There is no provision for appropriate training for the Hawks. Their predecessors, the

Scorpions, were sent to Scotland Yard, the FBI and a secret military "kill school" to

prepare them for the fight against corruption. This is an important omission from the

bill.

As regards the operational and structural independence, a criterion necessary to

insulate the Hawks from political interference in their operations, it is envisaged that

the Hawks will remain in the SAPS, and the history of the SAPS is not one of a

fiercely independent anti corruption unit, as the examples cited above illustrate.

The proper resourcing of any anti corruption entity is an essential condition for its

success.

Political control of the amount that is voted to the budget can and does have the effect

of starving the entity of the resources to perform properly, as the closing down of the

arms deals investigation demonstrates.

It is in the field of security of tenure of anticorruption personnel that the bill is most

lacking.

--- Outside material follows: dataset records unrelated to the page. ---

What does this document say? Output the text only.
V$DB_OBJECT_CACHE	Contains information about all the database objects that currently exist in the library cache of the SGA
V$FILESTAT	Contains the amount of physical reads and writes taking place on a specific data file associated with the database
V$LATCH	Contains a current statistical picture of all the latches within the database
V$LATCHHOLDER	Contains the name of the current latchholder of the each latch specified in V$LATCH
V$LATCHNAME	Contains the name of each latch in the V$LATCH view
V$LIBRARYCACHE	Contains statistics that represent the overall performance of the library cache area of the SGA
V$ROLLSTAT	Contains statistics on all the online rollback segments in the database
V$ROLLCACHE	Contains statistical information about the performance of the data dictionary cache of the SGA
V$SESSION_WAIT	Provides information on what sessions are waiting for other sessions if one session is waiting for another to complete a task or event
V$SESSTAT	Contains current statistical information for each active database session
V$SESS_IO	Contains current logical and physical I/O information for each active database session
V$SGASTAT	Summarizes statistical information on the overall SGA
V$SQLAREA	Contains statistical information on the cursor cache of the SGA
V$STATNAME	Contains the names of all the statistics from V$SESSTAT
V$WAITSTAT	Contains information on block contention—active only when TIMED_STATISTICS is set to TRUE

The minister of police (of all people) is given the power to suspend the head

of the Hawks without pay. It is an open question whether this was inserted in the bill

with a certain security wall, some cushy nonjobs for family, a nice vehicle to drive

and other illicit (but stoutly denied) perks in mind. The screaming headlines — "You

lied, Mr Minister" — concerning Police Minister NathiMthethwa demonstrate, very

timeously, the folly of putting any career politician in charge of the country‘s

anticorruption entity.

We can anticipate lively debate on the bill during the oral part of the public

participation process. An alternative solution has been suggested: the creation of an

"anticorruption commission" as a new chapter nine institution, fully clothed with all

of the STIRS criteria and answerable to Parliament itself. This has already been given

the nick-name the Eagles. As any ornithologist knows, Eagles see better, fly higher,

go after bigger prey and are less susceptible to poisoning than Hawks.

It is to be hoped that Parliament will hold the executive to account in respect of the

woefully inadequate content of the bill, that members will vote with conscience and

not toe their party line, and that there will be a creative outcome that SA truly

deserves: a new specialised anticorruption entity that is staffed with properly trained

personnel who enjoy security of tenure, guaranteed resourcing and the independence

to empower them to conquer the culture of impunity that rampant corruption has bred

in our society. Public accountability, enhanced transparency and adequate

mechanisms to counter impunity have been identified by Public Protector

ThuliMadonsela as the way forward from the precipice on which SA teeters.